National climate plans still far off track despite growing risks, says UN

Global average temperatures have already risen 1.1 deg C and last year tied with 2016 as the warmest on record.
PHOTO: REUTERS

SINGAPORE - Despite ever-increasing risks and damage from extreme weather, national climate plans to cut greenhouse gases are far too weak to prevent a climate catastrophe, the UN climate body said on Friday (Feb 26).

A snapshot assessment of plans submitted to the United Nations by the end of last year shows countries achieving only a 1 per cent reduction of emissions by 2030 compared with 2010 levels - far from the 45 per cent cut scientists say is needed to limit warming to 1.5 deg C.

"This report shows that current levels of climate ambition are very far from putting us on a pathway that will meet our Paris Agreement goals," Ms Patricia Espinosa, executive secretary of the UN Framework Convention on Climate Change (UNFCCC), said in a statement.

Under the 2015 Paris Climate Agreement, member nations are required to submit more ambitious national plans to cut greenhouse gas emissions every five years. This "ratcheting-up" mechanism is meant to drive global action to achieve Paris' key goals of limiting warming to well below 2 deg C and ideally 1.5 deg C above pre-industrial levels.

Global average temperatures have already risen 1.1 deg C and last year tied with 2016 as the warmest on record. Weather events, from floods to storms to droughts and wildfires have also become increasingly more extreme and deadly, adding to the sense of urgency to act on climate change.

The UNFCCC's assessment raises concern ahead of a major climate summit in Glasgow in November called COP26. The UN has said the summit needs to end with a much more ambitious plan on cutting emissions for this decade and by mid-century, when global carbon emissions need to reach net-zero.

Incoming COP26 president Alok Sharma said: "This report should serve as an urgent call to action and I am asking all countries, particularly major emitters, to submit ambitious 2030 emission reduction targets."

The UN climate body's analysis is based on the climate plans of 75 parties, representing about 30 per cent of global greenhouse gas emissions, submitted by the deadline of end-December last year. The idea of the assessment is to get a preliminary look of global climate ambition ahead of COP26.

Scores of other nations have yet to submit their plans. Among them are major polluters such as the United States and China, which represent just over 30 per cent of mankind's greenhouse gas emissions. The Biden administration is expected to unveil its updated climate plan in April, while China's is expected some time after it unveils its 14th Five-Year Plan on social and economic development next month.

Also awaited are plans from India and key forest nation Indonesia, also a top coal exporter, which said last year it would not set a more ambitious emissions reduction target.
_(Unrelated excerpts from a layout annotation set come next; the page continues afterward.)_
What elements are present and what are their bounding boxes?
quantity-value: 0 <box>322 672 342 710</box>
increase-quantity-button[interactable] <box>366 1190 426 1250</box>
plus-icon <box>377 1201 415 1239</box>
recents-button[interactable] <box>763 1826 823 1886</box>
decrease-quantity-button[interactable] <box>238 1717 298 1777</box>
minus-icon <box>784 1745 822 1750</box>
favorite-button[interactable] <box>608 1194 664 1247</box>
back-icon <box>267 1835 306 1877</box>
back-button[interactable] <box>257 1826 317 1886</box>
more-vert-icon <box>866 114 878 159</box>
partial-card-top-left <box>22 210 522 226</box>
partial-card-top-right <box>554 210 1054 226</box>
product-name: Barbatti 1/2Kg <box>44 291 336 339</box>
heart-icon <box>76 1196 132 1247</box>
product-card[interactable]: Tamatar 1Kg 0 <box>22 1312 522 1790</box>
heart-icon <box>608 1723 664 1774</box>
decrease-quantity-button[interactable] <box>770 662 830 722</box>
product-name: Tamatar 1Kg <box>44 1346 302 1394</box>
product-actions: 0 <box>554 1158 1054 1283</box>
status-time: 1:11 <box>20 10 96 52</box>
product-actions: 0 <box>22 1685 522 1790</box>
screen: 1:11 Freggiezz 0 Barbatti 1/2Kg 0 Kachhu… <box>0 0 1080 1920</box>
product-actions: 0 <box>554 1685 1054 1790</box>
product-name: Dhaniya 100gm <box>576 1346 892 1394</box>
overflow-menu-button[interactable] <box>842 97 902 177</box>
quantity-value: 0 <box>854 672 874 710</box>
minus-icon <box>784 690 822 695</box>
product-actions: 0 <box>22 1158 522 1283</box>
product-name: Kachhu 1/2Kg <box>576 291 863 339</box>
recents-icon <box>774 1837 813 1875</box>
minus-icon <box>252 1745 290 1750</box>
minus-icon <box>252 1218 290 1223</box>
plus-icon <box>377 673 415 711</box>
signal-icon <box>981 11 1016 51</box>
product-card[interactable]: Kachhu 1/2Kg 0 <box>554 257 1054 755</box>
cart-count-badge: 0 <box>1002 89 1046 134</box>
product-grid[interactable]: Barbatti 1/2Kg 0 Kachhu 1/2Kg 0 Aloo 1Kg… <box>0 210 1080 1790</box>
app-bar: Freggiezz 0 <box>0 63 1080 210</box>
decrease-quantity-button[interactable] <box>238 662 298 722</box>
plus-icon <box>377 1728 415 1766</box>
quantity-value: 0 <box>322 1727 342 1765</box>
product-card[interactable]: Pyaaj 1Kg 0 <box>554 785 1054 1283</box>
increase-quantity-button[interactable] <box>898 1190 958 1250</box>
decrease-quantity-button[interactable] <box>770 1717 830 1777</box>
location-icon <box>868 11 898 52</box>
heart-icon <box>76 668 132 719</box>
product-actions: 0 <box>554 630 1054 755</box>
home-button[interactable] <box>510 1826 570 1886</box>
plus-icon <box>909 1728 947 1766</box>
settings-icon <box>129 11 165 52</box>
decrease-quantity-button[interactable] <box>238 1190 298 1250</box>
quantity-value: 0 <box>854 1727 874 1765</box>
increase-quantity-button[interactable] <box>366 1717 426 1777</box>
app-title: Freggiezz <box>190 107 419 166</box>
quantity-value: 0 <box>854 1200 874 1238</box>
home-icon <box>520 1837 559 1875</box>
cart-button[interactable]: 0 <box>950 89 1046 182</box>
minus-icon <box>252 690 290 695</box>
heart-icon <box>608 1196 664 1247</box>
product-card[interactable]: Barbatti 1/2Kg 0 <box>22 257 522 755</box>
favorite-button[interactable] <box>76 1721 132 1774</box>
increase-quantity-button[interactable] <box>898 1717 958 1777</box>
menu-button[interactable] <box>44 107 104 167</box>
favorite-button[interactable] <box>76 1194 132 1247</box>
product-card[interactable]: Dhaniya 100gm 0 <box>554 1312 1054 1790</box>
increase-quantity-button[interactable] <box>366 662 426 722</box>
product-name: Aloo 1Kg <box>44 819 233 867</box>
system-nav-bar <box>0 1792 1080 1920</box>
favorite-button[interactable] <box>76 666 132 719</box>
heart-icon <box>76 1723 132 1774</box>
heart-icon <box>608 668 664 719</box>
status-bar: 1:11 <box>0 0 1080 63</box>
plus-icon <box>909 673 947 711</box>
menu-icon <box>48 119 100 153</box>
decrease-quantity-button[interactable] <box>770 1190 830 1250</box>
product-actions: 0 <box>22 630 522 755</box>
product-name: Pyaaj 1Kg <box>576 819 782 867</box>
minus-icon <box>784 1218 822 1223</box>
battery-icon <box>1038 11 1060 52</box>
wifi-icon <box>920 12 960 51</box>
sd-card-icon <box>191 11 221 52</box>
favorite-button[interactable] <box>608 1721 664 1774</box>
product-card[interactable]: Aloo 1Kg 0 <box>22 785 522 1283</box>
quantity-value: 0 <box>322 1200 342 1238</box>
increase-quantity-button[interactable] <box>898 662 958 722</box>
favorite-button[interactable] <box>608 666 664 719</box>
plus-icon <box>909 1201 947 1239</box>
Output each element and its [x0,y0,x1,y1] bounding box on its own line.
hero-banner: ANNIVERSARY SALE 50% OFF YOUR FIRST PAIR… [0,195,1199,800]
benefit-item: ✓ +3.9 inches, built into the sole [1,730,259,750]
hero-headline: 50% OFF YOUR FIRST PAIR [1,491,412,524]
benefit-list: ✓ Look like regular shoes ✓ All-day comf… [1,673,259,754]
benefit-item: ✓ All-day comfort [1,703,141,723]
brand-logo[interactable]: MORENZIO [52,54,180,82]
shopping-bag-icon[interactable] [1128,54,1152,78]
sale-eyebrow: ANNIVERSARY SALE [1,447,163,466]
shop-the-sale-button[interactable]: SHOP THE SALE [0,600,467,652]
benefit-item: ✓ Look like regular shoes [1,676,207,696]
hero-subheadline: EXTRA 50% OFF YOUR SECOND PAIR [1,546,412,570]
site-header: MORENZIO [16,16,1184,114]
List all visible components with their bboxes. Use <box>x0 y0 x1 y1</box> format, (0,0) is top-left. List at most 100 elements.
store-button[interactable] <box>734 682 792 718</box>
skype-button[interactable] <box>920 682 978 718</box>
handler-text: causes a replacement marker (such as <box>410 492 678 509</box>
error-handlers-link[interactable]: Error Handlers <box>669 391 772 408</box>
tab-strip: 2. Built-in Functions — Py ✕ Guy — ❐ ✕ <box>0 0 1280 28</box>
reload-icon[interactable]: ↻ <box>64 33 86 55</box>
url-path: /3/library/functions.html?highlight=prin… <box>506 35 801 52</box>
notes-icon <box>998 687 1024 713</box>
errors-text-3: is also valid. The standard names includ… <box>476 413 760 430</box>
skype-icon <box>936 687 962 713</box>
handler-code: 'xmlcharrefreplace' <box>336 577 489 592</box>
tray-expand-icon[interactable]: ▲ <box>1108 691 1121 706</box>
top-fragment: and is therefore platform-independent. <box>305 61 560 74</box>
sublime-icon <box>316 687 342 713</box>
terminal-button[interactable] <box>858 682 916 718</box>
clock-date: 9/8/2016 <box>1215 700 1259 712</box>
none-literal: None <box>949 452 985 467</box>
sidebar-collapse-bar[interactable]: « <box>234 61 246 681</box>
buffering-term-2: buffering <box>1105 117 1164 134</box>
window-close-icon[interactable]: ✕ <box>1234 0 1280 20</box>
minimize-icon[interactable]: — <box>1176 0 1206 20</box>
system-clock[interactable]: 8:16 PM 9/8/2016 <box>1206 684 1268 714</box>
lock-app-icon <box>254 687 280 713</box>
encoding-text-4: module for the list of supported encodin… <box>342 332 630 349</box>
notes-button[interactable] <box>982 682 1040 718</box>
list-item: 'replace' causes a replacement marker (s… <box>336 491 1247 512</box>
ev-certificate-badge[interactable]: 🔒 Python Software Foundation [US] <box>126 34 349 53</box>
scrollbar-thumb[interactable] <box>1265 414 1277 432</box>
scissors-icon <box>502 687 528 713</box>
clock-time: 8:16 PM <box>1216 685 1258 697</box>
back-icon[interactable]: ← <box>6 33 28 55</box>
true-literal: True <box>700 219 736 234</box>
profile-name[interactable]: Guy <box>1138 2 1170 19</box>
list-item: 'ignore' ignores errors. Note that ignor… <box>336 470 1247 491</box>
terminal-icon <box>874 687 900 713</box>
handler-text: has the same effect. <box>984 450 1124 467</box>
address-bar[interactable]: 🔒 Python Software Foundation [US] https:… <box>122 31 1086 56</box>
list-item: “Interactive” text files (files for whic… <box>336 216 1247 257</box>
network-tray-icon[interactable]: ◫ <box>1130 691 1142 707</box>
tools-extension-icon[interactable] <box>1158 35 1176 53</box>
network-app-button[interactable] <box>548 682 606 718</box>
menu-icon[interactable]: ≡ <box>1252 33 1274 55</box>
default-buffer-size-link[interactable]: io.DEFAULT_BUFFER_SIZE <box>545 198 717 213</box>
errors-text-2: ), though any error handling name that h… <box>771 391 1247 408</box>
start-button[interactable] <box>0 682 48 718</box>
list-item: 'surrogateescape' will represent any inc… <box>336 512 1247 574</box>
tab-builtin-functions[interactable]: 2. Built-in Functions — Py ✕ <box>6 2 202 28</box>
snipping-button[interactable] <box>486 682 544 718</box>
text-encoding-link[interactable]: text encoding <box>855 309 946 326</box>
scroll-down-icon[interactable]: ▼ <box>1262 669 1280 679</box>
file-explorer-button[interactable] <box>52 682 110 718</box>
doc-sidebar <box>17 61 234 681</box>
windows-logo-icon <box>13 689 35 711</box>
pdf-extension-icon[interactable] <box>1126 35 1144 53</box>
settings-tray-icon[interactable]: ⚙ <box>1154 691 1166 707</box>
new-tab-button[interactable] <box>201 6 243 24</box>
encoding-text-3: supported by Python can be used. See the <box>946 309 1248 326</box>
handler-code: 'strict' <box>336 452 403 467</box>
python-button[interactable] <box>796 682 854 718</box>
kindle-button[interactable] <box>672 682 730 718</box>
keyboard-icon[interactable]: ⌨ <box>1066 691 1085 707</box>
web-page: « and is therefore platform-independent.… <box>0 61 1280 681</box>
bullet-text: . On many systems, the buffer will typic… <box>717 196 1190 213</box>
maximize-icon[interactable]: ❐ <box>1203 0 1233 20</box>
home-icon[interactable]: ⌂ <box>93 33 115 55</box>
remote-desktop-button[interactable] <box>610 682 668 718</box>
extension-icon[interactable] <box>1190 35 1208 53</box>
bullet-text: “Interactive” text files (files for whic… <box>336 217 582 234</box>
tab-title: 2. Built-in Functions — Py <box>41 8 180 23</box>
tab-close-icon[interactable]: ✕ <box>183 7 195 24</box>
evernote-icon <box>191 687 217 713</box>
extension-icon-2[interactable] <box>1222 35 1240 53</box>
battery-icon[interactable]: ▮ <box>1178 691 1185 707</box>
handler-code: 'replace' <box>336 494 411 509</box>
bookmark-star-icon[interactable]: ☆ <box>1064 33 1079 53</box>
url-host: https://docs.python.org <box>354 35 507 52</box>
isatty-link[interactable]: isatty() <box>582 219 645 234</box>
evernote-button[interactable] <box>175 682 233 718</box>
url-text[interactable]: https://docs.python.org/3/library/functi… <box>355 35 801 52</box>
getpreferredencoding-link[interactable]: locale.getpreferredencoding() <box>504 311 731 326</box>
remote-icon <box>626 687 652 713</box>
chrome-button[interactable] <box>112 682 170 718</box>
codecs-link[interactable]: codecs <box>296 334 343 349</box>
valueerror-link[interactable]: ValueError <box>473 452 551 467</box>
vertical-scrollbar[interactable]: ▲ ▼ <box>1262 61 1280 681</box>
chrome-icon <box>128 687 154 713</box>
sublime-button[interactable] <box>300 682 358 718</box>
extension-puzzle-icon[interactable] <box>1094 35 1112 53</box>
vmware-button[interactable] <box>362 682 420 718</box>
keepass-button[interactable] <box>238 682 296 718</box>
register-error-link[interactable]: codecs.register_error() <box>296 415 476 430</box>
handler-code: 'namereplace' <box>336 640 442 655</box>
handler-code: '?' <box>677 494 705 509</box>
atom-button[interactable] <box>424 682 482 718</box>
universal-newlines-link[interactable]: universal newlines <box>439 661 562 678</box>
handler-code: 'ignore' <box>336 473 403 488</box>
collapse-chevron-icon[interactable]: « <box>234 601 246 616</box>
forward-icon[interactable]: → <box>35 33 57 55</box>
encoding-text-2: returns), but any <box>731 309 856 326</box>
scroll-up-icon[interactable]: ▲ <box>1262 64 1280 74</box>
"It is shocking that so many countries have not increased their 2030 targets - this can only undermine global momentum toward tackling climate change," said Dr Bill Hare, chief executive of Climate Analytics, a climate science and policy think tank.

"With the US due to put forward a much stronger target in April, and Japan working to strengthen its target, as we head towards Glasgow, we hope that public and diplomatic pressure on the laggards can create an impetus toward the kind of outcome these governments agreed in Paris," he told The Straits Times.

He singled out the laggards, which include bigger emitters such as Australia, Russia, Switzerland, South Korea and Brazil. Australia's climate plan, submitted last December, leaves unchanged the previous 2030 target to cut emissions, which has been widely criticised as far too weak.

The collective lack of ambition could also harm the Paris Agreement.

"It's worrying because this could undermine the pledge and review or ratchet-up mechanism set out by the Paris Agreement," said Ms Melissa Low, research fellow at the Energy Studies Institute at the National University of Singapore.